The deadly Creutzfeldt-Jakob disease – human form of the ‘mad cow’ disease – may spread through touch, say scientists who found that an abnormal protein linked to the fatal infection can be detected from the skin of patients.
Scientists from National Institutes of Health and Case Western Reserve University in the US have detected abnormal prion protein in the skin of nearly two dozen people who died from Creutzfeldt-Jakob disease (CJD).
The scientists also exposed a dozen healthy mice to skin extracts from two of the CJD patients, and all developed prion disease.
The study, published in the journal Science Translational Medicine, raise questions about the possible transmissibility of prion diseases via medical procedures involving skin, and whether skin samples might be used to detect prion disease.
Researchers from NIH’s National Institute of Allergy and Infectious Diseases (NIAID) stress that the prion-seeding potential found in skin tissue is significantly less than what they have found in studies using brain tissue.
CJD is an incurable and ultimately fatal transmissible, neurodegenerative disorder in the family of prion diseases.
Prion diseases originate when normally harmless prion protein molecules become abnormal and gather in clusters and filaments in the human body and brain.
The reasons for this process are not fully understood. The accumulation of these clusters has been associated with tissue damage that leaves sponge-like holes in the brain.
Human prion diseases include fatal insomnia; kuru; Gerstmann-Straussler-Scheinker syndrome; and variant, familial and sporadic CJD.

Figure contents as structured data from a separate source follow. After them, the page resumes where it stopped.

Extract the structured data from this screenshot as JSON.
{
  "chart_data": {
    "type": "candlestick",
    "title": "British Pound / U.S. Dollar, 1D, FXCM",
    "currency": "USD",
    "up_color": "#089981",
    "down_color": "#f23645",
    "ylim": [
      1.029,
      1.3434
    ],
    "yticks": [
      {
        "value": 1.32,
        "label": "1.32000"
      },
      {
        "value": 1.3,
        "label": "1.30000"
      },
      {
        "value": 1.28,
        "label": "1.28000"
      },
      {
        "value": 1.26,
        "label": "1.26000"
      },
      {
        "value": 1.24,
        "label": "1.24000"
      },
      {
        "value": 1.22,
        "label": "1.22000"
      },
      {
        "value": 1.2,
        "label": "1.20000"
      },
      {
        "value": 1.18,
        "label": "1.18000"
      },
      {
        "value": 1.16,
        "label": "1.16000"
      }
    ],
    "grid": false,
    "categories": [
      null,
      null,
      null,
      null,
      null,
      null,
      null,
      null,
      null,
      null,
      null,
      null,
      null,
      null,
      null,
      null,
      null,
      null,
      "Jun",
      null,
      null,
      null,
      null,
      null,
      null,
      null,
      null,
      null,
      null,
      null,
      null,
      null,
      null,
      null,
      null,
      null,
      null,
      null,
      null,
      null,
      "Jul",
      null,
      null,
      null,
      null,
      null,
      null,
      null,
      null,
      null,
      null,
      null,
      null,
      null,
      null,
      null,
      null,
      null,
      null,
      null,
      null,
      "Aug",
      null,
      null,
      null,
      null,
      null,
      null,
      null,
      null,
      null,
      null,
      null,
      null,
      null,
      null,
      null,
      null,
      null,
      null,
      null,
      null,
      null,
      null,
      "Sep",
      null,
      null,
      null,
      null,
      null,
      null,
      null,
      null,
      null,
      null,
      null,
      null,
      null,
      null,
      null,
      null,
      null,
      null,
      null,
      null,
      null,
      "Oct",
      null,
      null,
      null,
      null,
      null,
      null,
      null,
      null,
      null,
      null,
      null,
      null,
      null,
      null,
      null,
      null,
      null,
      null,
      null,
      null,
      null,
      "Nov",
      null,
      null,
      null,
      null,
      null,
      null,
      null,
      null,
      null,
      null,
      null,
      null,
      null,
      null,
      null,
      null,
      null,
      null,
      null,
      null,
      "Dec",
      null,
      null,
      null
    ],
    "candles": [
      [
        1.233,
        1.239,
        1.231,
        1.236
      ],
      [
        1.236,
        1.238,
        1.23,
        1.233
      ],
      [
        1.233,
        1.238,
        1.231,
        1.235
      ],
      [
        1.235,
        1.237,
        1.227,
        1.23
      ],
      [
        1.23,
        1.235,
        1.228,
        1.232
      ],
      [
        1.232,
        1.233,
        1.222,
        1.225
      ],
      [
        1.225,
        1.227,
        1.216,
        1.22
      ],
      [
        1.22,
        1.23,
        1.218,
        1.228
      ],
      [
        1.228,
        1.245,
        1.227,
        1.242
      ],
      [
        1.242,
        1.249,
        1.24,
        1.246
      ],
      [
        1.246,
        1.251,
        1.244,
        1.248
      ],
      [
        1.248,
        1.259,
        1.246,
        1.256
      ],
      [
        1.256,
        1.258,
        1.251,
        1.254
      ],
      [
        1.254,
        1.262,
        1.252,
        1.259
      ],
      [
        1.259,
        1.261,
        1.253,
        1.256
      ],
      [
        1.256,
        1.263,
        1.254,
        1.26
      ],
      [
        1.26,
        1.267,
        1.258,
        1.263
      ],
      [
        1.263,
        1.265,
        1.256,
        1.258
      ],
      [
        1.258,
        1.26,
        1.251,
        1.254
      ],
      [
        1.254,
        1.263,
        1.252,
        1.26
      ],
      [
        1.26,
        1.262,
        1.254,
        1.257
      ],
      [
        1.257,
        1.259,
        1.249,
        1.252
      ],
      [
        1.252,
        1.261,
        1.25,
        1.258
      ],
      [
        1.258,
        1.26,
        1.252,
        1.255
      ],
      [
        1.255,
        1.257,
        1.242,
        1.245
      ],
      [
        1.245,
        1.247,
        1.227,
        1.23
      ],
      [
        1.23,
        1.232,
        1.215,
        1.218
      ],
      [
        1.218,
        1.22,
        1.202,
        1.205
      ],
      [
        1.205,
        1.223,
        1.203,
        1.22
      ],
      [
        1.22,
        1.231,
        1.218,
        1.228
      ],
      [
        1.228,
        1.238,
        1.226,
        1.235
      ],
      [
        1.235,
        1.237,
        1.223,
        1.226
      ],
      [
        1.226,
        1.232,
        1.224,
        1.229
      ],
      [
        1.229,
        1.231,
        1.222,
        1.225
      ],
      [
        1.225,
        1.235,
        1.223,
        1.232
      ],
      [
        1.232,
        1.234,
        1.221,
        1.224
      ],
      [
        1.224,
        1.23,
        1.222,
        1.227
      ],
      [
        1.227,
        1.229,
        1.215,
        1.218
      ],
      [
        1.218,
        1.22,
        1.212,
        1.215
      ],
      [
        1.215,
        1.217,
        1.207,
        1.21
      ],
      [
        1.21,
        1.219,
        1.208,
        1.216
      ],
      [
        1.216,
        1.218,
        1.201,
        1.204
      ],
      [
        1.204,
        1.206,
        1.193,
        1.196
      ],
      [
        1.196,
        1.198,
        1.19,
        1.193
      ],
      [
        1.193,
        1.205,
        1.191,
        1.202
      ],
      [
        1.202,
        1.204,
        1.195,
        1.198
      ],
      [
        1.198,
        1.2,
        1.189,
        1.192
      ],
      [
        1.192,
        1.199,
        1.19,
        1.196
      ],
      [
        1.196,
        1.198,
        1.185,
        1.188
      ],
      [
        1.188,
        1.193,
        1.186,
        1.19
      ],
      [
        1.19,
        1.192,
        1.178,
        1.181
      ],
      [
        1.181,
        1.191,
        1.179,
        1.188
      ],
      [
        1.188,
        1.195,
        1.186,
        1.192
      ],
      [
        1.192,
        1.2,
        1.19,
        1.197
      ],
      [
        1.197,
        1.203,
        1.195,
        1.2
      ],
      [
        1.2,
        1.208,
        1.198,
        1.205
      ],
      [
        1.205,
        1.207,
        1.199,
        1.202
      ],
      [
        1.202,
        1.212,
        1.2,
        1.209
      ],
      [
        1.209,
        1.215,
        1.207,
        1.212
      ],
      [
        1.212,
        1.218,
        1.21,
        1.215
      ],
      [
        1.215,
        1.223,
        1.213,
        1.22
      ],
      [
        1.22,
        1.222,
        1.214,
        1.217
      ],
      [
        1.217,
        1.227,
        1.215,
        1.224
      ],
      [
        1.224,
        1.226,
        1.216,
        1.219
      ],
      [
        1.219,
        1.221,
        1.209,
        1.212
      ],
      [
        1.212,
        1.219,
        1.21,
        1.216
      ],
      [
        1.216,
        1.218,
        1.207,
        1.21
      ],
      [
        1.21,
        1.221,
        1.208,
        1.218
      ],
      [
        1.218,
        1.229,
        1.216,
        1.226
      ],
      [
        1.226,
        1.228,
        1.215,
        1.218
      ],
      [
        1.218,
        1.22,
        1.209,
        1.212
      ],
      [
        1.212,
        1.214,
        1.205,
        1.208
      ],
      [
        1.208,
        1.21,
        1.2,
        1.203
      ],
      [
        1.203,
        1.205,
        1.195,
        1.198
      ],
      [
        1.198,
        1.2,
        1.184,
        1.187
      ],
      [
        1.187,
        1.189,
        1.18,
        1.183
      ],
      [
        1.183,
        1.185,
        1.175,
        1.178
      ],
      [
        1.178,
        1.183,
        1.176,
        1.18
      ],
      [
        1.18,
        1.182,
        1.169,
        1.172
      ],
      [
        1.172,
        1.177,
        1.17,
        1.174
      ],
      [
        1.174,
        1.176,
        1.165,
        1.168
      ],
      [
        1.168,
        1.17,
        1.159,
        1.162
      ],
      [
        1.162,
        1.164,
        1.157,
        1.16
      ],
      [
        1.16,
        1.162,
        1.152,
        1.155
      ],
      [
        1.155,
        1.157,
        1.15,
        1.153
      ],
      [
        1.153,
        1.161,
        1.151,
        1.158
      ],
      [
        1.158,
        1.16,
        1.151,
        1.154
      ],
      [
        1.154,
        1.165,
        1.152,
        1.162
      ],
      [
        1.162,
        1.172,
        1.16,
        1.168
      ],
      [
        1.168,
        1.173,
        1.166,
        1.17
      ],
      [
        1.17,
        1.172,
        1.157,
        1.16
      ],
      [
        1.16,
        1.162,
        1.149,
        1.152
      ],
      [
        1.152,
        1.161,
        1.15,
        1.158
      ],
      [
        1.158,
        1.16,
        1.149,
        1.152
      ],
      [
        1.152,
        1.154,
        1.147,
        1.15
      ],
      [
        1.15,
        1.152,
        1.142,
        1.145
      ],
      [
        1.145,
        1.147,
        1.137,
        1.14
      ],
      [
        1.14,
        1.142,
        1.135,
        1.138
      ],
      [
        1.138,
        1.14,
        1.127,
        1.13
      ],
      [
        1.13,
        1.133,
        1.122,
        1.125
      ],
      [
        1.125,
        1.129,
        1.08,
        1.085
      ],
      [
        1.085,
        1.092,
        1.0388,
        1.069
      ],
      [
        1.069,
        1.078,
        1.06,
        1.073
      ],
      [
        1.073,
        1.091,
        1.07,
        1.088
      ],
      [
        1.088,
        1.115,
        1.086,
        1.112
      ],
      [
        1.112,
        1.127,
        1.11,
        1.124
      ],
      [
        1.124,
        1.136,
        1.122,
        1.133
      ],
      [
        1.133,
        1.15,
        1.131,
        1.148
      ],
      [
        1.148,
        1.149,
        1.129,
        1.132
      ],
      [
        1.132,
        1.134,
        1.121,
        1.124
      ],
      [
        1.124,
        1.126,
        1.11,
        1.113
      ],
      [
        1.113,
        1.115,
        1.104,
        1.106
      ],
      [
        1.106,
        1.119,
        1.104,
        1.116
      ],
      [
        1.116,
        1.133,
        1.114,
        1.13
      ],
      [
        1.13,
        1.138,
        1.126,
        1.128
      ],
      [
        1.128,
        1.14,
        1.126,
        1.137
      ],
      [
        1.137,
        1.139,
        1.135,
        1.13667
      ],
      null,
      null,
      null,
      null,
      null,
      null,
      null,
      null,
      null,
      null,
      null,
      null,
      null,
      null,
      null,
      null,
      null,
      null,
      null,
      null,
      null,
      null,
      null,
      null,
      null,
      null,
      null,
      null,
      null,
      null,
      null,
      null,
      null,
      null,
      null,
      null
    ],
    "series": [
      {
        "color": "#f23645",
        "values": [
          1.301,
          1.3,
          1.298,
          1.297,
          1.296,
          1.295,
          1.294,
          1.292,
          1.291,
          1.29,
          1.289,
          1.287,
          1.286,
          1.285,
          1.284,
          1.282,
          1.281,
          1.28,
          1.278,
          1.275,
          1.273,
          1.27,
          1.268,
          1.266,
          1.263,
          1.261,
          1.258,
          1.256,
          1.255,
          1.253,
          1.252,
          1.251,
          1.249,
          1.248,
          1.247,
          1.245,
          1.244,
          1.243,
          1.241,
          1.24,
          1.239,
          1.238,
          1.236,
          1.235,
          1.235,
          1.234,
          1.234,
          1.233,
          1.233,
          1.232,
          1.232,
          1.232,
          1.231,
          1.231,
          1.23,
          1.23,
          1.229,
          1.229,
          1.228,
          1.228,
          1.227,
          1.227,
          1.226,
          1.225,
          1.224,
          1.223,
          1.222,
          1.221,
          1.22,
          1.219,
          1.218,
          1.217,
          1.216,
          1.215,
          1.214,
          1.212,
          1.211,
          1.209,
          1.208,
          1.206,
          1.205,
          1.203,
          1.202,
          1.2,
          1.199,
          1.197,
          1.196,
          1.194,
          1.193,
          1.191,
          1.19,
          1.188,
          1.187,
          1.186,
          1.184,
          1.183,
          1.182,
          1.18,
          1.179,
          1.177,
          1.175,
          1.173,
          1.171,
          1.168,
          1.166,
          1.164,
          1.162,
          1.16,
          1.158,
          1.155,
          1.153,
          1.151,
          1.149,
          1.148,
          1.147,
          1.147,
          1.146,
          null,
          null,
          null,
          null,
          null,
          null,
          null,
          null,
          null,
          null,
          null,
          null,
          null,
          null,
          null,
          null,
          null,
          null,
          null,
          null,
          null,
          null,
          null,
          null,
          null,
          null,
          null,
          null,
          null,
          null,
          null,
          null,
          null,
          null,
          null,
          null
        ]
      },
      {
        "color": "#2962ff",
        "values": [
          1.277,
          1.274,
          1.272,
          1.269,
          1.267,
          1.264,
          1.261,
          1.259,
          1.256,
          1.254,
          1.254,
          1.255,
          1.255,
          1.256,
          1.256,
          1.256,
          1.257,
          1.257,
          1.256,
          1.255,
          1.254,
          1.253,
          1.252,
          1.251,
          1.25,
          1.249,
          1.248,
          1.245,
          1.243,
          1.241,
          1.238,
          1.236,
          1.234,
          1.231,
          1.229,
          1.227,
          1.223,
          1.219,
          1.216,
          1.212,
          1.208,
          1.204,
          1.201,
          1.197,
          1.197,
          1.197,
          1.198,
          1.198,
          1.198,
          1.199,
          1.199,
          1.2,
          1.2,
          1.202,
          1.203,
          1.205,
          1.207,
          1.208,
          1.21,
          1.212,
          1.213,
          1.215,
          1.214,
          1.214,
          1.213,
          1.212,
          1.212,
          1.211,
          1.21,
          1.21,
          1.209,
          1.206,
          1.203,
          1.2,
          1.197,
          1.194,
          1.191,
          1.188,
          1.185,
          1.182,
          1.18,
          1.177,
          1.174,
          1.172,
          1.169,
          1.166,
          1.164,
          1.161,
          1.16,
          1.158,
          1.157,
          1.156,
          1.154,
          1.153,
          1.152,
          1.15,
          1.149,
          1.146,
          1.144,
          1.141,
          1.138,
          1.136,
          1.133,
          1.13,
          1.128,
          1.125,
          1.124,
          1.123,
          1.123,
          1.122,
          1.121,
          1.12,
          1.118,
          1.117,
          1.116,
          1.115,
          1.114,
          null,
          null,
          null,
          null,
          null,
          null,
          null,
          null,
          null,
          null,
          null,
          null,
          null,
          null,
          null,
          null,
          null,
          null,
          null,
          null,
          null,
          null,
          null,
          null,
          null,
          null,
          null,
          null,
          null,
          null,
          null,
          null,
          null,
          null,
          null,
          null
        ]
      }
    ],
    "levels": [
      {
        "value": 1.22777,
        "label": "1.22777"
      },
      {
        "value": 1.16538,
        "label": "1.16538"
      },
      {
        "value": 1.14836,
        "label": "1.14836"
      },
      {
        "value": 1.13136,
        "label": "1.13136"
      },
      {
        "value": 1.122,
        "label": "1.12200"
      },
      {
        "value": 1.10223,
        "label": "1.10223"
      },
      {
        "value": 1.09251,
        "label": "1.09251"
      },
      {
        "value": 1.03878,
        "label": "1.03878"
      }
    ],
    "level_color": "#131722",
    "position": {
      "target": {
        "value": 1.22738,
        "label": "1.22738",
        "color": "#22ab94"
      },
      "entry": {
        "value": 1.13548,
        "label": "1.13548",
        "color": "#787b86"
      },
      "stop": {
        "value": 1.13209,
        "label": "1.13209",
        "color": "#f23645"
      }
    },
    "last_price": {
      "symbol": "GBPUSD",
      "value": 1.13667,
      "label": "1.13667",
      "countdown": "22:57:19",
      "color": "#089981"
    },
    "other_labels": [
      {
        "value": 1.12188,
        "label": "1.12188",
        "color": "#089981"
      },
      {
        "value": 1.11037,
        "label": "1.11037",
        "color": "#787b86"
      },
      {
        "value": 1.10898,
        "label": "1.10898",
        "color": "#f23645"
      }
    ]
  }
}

Sporadic CJD is the most common human prion disease, affecting about one in one million people annually worldwide.
Other prion diseases include scrapie in sheep; chronic wasting disease in deer, elk and moose; and bovine spongiform encephalopathy, or mad cow disease, in cattle.
Most people associate prion diseases with the brain, although scientists have found abnormal infectious prion protein in other organs, including the spleen, kidney, lungs and liver.
Using a test for prion diseases, scientists analysed skin tissue from 38 patients – 23 who had died from CJD, and 15 who died of other causes.
They also collected brain tissue from the 23 CJD patients and from seven individuals who died of other causes.
The test correctly detected abnormal prion protein in each CJD patient sample tested and in none of the non-CJD group.
The scientists then exposed humanised laboratory mice to either brain or skin extracts from two of the CJD patients.
All 12 mice inoculated with brain tissue developed prion disease, as did all 12 inoculated with skin extracts, though disease in the skin group took about twice as long – roughly 400 days – to develop. The group also reported that brain degeneration in both groups of infected mice was similar.
The study authors say the results should generate discussion about potential surgical instrument contamination and risk associated with procedures involving CJD patients.
“This study used humanised mice with tissue extracts directly inoculated into the brain, so the system was highly primed for infection,” said Byron Caughey, NIAID’s Rocky Mountain Laboratories (RML).
“There is no evidence that transmission can occur in real-world situations via casual skin contact. However, the results raise transmission questions that warrant further study,” said Caughey.
The study also raises the possibility of using skin tissue samples to test for human and animal prion diseases.
The test is widely used with samples of brain and spinal-fluid for the diagnosis of CJD, but such samples are not always available.